King Philippe and Queen Mathilde laid a wreath in Maelbeek metro station in Brussels and held a minute’s silence at 9:11 a.m. — the exact time the bomb detonated on March 22, 2016.
They also met with survivors and their relatives at an airport in the city where two other Daesh suicide bombers detonated explosives that day.
The attacks, which left 32 dead and hundreds injured, remain Belgium’s worst atrocity since World War II.
Since the bombings, Belgian police and prosecutors have been piecing together the events of that day in an effort to bring those who assisted the terrorists to justice.
Earlier this year, 10 suspects were ordered to stand trial for their roles in the attacks, including Mohamed Abrini, who had traveled to the airport that day intent on detonating a suicide vest he was wearing, but which failed to explode.

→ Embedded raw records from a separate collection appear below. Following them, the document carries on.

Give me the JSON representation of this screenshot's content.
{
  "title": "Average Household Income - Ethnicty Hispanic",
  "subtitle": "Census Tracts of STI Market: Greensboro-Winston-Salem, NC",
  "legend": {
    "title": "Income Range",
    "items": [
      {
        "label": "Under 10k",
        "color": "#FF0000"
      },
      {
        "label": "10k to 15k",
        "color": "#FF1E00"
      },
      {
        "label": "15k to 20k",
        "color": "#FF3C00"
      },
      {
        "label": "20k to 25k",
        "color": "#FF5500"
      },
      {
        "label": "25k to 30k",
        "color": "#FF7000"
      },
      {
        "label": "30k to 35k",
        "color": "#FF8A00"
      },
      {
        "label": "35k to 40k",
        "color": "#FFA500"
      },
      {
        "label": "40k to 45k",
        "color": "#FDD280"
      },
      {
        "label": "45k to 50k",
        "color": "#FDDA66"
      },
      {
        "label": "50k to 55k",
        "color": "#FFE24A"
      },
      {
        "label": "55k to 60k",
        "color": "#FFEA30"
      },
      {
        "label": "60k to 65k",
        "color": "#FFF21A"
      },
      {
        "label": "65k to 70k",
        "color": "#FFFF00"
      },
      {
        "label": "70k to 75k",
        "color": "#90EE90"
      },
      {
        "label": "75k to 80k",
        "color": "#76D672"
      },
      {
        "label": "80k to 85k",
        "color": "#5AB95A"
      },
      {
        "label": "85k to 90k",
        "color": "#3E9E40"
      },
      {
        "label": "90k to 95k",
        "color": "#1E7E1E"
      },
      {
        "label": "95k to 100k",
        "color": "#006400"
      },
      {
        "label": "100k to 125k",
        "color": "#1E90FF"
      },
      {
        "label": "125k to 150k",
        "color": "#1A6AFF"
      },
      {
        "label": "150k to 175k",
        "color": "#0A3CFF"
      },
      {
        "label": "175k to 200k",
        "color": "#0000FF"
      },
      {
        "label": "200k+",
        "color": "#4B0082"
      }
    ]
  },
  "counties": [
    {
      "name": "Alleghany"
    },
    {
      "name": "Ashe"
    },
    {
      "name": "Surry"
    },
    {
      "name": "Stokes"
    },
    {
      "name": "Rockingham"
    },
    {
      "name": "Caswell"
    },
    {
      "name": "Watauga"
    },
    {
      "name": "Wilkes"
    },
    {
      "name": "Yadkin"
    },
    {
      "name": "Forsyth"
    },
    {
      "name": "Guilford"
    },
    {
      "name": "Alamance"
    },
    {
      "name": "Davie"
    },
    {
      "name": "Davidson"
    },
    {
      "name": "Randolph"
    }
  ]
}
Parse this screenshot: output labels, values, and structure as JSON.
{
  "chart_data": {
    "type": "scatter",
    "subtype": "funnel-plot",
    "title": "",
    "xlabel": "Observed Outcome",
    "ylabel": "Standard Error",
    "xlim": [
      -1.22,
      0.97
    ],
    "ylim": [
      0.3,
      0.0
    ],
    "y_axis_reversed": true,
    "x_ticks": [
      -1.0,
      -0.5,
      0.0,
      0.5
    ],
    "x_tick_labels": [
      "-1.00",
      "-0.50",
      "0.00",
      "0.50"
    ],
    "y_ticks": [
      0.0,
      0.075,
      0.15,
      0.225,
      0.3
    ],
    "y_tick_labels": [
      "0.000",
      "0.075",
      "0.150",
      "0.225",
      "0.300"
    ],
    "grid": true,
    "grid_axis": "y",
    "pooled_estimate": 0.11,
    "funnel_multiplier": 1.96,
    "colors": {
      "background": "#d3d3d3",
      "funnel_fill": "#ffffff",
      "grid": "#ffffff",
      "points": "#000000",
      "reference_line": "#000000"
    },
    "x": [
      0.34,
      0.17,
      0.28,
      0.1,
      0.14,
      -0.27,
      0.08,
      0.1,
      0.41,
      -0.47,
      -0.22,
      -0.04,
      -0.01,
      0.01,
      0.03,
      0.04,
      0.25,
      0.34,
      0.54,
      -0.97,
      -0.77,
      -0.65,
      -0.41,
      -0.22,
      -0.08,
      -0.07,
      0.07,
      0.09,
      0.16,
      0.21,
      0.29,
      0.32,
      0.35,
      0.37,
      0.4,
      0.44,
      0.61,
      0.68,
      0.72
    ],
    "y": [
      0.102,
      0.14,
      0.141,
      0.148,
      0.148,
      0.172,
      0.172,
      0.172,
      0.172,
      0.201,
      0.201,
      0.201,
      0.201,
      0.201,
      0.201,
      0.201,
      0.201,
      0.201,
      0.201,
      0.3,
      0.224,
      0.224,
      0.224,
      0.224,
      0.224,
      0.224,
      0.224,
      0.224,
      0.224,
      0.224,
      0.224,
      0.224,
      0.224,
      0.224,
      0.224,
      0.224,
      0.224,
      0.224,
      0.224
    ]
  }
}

Another is Salah Abdeslam, who was captured before the attacks in connection with the 2015 Paris Bataclan atrocities. It is speculated that his arrest prompted the remaining terrorists to bring forward their plan to attack Brussels.
The attacks prompted a diplomatic spat between Brussels and Ankara after it was revealed that one of the bombers had been deported from Turkey shortly before the attacks and had then slipped back into Belgium.